Lasers aim, and do nothing. Nothing. And after an instant of inactivity, the machine changes its shape and nature. It hovers above Escher, sending out its own tendrils. A careless strength yanks her free of her hiding place. Her tendrils and glues are ripped from her aching body. A scaffolding of carbon is built around her, and she is shoved inside the retooled purge-ball, held in a perfect darkness, waiting alone until an identical scaffold is stacked beside her.
A hard, angry voice boasts, “I did this.”
“What did you do?” asks Escher.
“I made the World listen to reason.” It sounds like Escher’s voice, except for the delusions of power. “I made a promise, and that’s why He saved us.”

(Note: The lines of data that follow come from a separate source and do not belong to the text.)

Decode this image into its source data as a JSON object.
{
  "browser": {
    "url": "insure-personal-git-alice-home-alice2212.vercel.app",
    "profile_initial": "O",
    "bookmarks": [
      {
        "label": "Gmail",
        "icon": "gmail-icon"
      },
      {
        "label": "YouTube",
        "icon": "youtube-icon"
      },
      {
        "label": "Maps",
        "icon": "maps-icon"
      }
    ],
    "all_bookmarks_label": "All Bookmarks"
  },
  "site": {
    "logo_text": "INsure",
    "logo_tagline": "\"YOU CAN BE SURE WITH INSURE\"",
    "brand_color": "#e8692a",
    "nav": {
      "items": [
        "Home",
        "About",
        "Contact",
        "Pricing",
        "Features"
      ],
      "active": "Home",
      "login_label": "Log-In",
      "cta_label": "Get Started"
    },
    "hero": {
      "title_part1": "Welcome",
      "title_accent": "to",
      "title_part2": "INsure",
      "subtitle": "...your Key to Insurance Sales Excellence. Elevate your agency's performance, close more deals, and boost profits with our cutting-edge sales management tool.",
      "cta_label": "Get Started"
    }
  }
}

With a sarcastic tone, she says, “Thank you ever so much. But now where are we going?”
“I won’t tell you,” her fellow prisoner responds.
“Because you don’t know where,” says Escher.
“I know everything I need to know.”
“Then you’re the first person ever,” she giggles, winning a brief, delicious silence from her companion.
Other prisoners arrive, each slammed into the empty spaces between their sisters and daughters. Eventually the purge-ball is a prison-ball, swollen to vast proportions, and no one else is being captured. Nothing changes for a long while. There is nothing to be done now but wait, speaking when the urge hits and listening to whichever voice sounds less than tedious.